Gena Rowlands entrega una composición memorable, soberbia. Diría que insuperable. Uno de esos casos en los que se aprecia la existencia de un trabajo previo muy concienzudo en la preparación del personaje y todos sus matices. Nadie como su marido a los mandos para extraer de ella esa penetrante mirada, esa constante tensión acumulada en cada músculo, ese nervio acerado y esa contundencia ascética y rotunda a la hora de formular cada réplica. Se percibe como le hierve la sangre. Su osadía y su innegable estilo provoca dos sentimientos opuestos. Deja al espectador clavado en la butaca por sus viscerales formas expeditivas de gran personalidad, y enternece por su condición de outsider, de loser errático que se niega a ir a la deriva.

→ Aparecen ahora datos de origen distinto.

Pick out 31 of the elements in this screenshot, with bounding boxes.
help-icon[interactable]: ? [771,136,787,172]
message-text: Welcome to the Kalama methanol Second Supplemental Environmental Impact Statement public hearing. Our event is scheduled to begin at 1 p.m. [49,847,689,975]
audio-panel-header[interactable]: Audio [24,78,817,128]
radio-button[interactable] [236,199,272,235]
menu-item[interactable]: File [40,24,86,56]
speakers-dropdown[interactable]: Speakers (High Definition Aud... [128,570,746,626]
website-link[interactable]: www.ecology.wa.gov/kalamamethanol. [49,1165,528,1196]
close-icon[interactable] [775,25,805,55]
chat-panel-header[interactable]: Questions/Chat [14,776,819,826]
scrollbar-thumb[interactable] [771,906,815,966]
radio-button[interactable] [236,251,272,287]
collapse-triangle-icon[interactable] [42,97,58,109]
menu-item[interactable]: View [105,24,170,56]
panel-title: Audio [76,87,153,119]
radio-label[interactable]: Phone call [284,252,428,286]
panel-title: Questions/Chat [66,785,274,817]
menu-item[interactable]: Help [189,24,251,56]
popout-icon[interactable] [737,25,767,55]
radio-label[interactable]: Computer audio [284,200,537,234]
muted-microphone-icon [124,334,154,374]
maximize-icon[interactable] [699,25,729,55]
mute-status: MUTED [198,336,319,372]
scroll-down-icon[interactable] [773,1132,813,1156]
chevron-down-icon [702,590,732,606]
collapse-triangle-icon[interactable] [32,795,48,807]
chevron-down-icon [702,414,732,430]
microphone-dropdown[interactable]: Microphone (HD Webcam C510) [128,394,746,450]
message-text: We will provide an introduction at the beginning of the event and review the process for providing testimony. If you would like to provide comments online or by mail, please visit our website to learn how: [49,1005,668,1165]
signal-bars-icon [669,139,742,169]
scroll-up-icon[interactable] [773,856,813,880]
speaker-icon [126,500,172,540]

Lo curioso es que a quien se ha convertido en mito es a Sharon Stone, mujer de belleza y atractivo indiscutible pero a la cual solo reconozco tres interpretaciones de auténtico mérito. Gena Rowlands por el contrario, pertenece a esa estirpe de actores de carácter que sin alcanzar nunca el estrellato, poseen un ramillete de películas muy estimables. Es como muy bien vio Woody Allen, que la exprimió al máximo “Otra mujer”. Solo se ha relajado ahora, cuando de forma rutinaria le toca hacer de madre de o de abuela de. Y aun así siempre cumple. Es la diferencia entre el sex symbol y el actor. Lo muy distinto que es estar bajo la influencia del star system o de un marido dirigiendo por y para ti. Igual va siendo hora de reconsiderar esto de los mitos del celuloide. Y ya de paso, hacer lo propio con los proyectos que se considera que sientan como un guante a ciertos directores. A veces está visto que lo que se cuece en los despachos luego no cuaja como se esperaba.